Swiss-Italian shipping giant MSC, a member of blockchain-powered global trade platform TradeLens, is introducing Wave BL’s electronic bill of lading (eBL) for its customers around the world, following two years of pilot testing.
The solution, which MSC is launching today, uses distributed ledger technology to enable shippers and other supply chain stakeholders to receive and transmit the bill of lading electronically through a secure, decentralised network – helping reduce delays caused by traditional paper documents, and also reducing the risk of fraud or duplication.
“Traditionally, the shipping industry has relied quite heavily on physical paper documents. And among these, the bill of lading is the most important transport document in international trade,” says André Simha, global chief digital and information officer at MSC. “While there have been attempts to create an eBL solution in the past, we are now in a position to introduce a solution that can pave the way to mass eBL adoption, which will mean significant savings for the shipping industry.”
Despite numerous solutions on the market, the eBL currently makes up just 0.1% of all bill of lading issuances – due in large part to the fact that electronic documents are not considered to be equivalent to paper ones in most jurisdictions. This, however, is changing, with the introduction in Singapore and Bahrain of the UNCITRAL model law on electronic transferable records (MLETR). Meanwhile, in a further attempt to boost take-up, the Digital Container Shipping Association (DCSA), an industry body of which MSC’s Simha is the chairman – has led a standardisation drive to facilitate acceptance of the eBL by regulators, banks and insurers.
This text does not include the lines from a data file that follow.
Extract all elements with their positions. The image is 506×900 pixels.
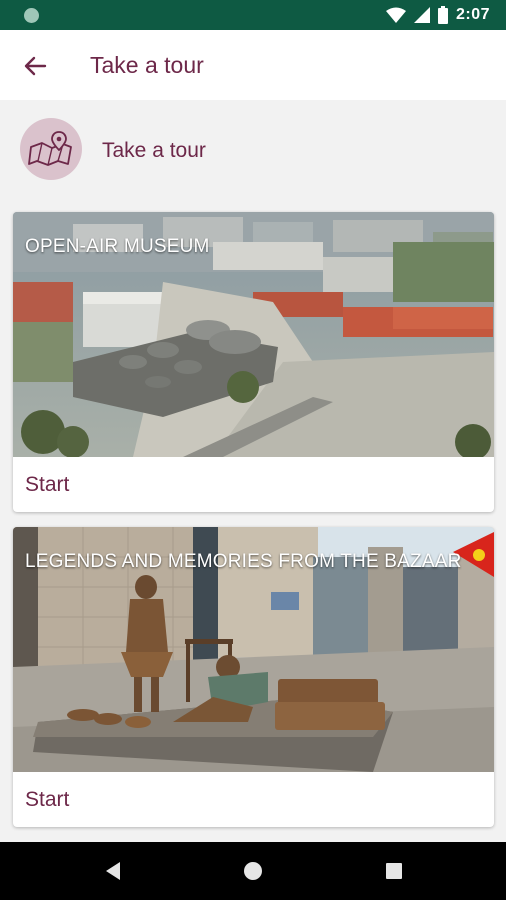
status-time: 2:07 [455, 6, 490, 23]
system-nav-bar [0, 842, 506, 900]
tour-card-open-air-museum[interactable]: OPEN-AIR MUSEUM Start [13, 212, 494, 512]
tour-title: OPEN-AIR MUSEUM [25, 236, 210, 257]
app-bar: Take a tour [0, 30, 506, 100]
section-header: Take a tour [0, 100, 506, 200]
tour-photo: LEGENDS AND MEMORIES FROM THE BAZAAR [13, 527, 494, 772]
map-pin-icon [28, 131, 72, 166]
section-label: Take a tour [102, 139, 206, 162]
page-title: Take a tour [90, 52, 204, 78]
home-circle-icon[interactable] [243, 861, 263, 881]
start-button[interactable]: Start [13, 772, 494, 827]
recents-square-icon[interactable] [384, 861, 404, 881]
tour-title: LEGENDS AND MEMORIES FROM THE BAZAAR [25, 551, 462, 572]
arrow-back-icon [24, 56, 47, 76]
map-avatar [20, 118, 82, 180]
wifi-icon [385, 7, 406, 23]
back-button[interactable] [20, 51, 50, 81]
status-icons: 2:07 [385, 5, 490, 25]
battery-icon [437, 6, 448, 24]
notification-dot-icon [24, 8, 39, 23]
tour-photo: OPEN-AIR MUSEUM [13, 212, 494, 457]
tour-card-legends-bazaar[interactable]: LEGENDS AND MEMORIES FROM THE BAZAAR Sta… [13, 527, 494, 827]
status-bar: 2:07 [0, 0, 506, 30]
signal-icon [413, 7, 430, 23]
back-triangle-icon[interactable] [104, 861, 124, 881]
start-button[interactable]: Start [13, 457, 494, 512]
Speaking to GTR recently, some eBL solution providers expressed a view that this standardisation might lead to consolidation in the sector, but this appears to be far from the case: this month, tech firm R3 launched its own eBL solution into beta, five months after buying the legal framework from Singapore-based eBL provider eTitle. Furthermore, TradeLens’ blockchain-driven solution has just been approved by the International Group of P&I Clubs (IGP&I) for its members.
MSC tells GTR that its decision to use the Wave eBL is based around usability. “MSC has chosen Wave BL because it is the only solution that mirrors the traditional paper-based process that the shipping and cargo transportation industry is used to,” says Simha. “It provides a digital alternative to all the possibilities available with traditional print documents, just much faster and more secure.” However, he adds that MSC is also “exploring other eBL platforms to adapt to market demands”, with TradeLens being one of them.
The Wave eBL service is being made available free of charge throughout the rest of the year for exporters, importers and traders, with users only paying for issuing the original documents.